Career path

Data Analyst

A data analyst turns raw data into decisions — pulling numbers, finding the story in them, and telling it clearly enough that someone acts. It's one of the most common entry points into data work, and a frequent landing spot for people switching from operations, finance, or marketing.

What the job actually is

Most of the work is asking a sharp question, getting the data, and answering it honestly. You'll write SQL to pull data, clean and reshape it, build charts and dashboards, and translate the result into a recommendation. The hard part is rarely the tools — it's framing the right question and not fooling yourself (or your stakeholders) with a misleading chart.

A typical day

A morning might be a stakeholder asking "why did signups drop last week?" You pull the data, segment it, rule out the obvious (a tracking bug, a holiday), and find the real driver. Afternoons skew toward building or maintaining dashboards, documenting definitions so numbers mean the same thing to everyone, and the occasional deeper analysis that takes a few days.

Skills that matter

  • SQL — non-negotiable; it's how you get the data.
  • A spreadsheet and a BI tool (Excel/Sheets plus something like Looker, Power BI, or Tableau).
  • Clear communication — the analysis only counts if a decision-maker understands it.
  • Basic statistics — enough to know when a difference is noise.
  • A scripting language (often Python or R) helps as you grow, but isn't always required to start.

How to switch in

Analysts come from everywhere. If you're in operations, finance, or marketing, you likely already use data — the move is to formalise the SQL and visualisation skills and build a small portfolio of real analyses. Domain knowledge from your current field is an advantage, not something to discard: a marketer-turned-analyst understands marketing data better than a generalist.

Frequently asked questions

Do I need a degree to become a data analyst?
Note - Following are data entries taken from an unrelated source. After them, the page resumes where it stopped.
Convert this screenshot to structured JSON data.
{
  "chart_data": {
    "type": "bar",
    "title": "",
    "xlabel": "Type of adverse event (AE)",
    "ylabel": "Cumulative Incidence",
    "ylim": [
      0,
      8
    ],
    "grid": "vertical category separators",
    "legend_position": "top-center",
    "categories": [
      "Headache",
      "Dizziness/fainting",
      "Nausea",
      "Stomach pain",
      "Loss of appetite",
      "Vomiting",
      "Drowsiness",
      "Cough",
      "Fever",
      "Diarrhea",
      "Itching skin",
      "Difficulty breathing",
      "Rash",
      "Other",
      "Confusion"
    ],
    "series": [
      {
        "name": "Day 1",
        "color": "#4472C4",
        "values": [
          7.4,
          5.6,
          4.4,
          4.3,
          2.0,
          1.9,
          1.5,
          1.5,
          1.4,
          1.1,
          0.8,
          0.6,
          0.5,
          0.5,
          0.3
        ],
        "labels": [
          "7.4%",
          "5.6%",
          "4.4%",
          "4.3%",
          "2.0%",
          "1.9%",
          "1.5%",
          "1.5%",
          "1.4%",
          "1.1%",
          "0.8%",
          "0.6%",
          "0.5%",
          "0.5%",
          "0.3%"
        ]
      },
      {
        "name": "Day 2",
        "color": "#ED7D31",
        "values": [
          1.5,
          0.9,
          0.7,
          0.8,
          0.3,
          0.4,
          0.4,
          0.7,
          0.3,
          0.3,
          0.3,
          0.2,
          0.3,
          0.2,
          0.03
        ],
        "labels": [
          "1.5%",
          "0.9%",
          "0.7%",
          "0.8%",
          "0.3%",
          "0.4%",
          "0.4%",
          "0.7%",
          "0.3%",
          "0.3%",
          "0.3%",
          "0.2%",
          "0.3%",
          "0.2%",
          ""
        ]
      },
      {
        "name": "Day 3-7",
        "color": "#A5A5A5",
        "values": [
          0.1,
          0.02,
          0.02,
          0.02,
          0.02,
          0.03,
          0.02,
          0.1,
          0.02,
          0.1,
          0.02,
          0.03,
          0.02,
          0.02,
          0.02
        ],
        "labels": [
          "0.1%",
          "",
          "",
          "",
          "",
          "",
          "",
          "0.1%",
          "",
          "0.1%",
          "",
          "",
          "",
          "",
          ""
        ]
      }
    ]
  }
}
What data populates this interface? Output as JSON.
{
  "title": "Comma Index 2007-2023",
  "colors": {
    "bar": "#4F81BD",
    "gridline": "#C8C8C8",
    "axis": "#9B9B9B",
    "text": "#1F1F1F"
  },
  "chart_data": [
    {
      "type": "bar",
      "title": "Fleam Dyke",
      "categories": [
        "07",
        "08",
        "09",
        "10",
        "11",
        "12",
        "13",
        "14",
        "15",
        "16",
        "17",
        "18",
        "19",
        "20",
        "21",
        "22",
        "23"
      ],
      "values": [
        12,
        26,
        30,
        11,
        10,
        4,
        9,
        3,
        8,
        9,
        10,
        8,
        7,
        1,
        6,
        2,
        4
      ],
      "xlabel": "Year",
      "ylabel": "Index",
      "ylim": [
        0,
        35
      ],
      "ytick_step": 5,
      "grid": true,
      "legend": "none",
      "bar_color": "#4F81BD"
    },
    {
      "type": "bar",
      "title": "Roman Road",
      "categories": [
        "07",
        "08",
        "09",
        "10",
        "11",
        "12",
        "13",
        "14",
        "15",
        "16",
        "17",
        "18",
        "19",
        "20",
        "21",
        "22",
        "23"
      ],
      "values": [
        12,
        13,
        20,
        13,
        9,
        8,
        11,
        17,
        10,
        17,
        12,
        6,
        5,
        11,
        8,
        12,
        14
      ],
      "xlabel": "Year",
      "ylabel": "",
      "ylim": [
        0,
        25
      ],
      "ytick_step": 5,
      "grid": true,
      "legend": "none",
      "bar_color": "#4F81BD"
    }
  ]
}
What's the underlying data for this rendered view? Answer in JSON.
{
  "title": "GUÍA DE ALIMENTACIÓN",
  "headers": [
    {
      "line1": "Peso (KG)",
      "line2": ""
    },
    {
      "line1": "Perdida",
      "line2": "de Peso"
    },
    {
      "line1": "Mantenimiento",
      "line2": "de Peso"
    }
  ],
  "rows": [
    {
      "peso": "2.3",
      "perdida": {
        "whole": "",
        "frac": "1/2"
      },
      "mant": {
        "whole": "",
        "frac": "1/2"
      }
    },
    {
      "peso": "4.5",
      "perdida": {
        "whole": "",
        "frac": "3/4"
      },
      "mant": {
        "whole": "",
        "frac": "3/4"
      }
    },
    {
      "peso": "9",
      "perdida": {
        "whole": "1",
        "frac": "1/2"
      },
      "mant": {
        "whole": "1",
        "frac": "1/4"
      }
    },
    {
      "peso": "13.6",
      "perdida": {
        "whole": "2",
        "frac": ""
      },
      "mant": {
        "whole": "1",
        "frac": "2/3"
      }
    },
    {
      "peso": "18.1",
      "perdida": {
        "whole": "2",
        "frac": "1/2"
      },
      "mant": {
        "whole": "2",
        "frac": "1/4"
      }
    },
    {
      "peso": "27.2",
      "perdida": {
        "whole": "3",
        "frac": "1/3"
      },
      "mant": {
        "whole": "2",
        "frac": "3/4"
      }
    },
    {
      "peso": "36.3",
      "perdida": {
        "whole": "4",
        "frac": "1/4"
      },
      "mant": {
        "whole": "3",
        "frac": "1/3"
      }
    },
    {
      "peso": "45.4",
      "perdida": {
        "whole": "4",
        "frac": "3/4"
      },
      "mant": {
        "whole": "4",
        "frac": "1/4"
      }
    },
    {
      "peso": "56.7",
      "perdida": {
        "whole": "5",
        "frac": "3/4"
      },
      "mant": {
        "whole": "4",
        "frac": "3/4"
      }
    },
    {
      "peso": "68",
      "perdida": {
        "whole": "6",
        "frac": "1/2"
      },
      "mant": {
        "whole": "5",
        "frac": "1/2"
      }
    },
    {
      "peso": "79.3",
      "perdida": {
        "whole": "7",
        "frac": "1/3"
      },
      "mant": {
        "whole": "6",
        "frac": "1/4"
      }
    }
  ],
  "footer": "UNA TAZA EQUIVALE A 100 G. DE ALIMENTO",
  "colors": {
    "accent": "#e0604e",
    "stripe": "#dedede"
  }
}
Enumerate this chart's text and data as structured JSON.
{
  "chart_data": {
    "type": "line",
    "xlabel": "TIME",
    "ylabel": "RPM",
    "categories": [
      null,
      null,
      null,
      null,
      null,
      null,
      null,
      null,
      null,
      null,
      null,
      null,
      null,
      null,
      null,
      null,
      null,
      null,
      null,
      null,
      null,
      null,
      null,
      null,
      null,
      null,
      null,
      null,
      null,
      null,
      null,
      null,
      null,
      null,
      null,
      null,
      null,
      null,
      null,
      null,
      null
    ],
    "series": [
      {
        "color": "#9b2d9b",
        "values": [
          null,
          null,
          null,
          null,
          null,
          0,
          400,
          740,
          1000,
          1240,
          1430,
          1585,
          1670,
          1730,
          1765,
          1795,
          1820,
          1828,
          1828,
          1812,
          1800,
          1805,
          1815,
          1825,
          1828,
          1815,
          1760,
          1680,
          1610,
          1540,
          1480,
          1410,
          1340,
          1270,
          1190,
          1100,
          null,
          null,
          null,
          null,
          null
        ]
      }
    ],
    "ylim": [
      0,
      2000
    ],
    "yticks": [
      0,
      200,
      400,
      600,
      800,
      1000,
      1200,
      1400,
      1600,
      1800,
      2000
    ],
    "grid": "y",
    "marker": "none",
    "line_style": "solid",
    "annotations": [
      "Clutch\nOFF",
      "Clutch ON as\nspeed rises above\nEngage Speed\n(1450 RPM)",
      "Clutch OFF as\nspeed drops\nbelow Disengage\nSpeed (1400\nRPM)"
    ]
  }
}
Often no. Employers increasingly weigh demonstrable SQL skills and a portfolio over a specific degree. A numerate background helps, but career-switchers from non-technical fields move into analytics regularly.

Data analyst vs data scientist — what's the difference?

Analysts focus on describing what happened and why, for decisions today. Data scientists lean more on statistics and machine learning to predict or model. Analyst is the more common entry point and many data scientists started there.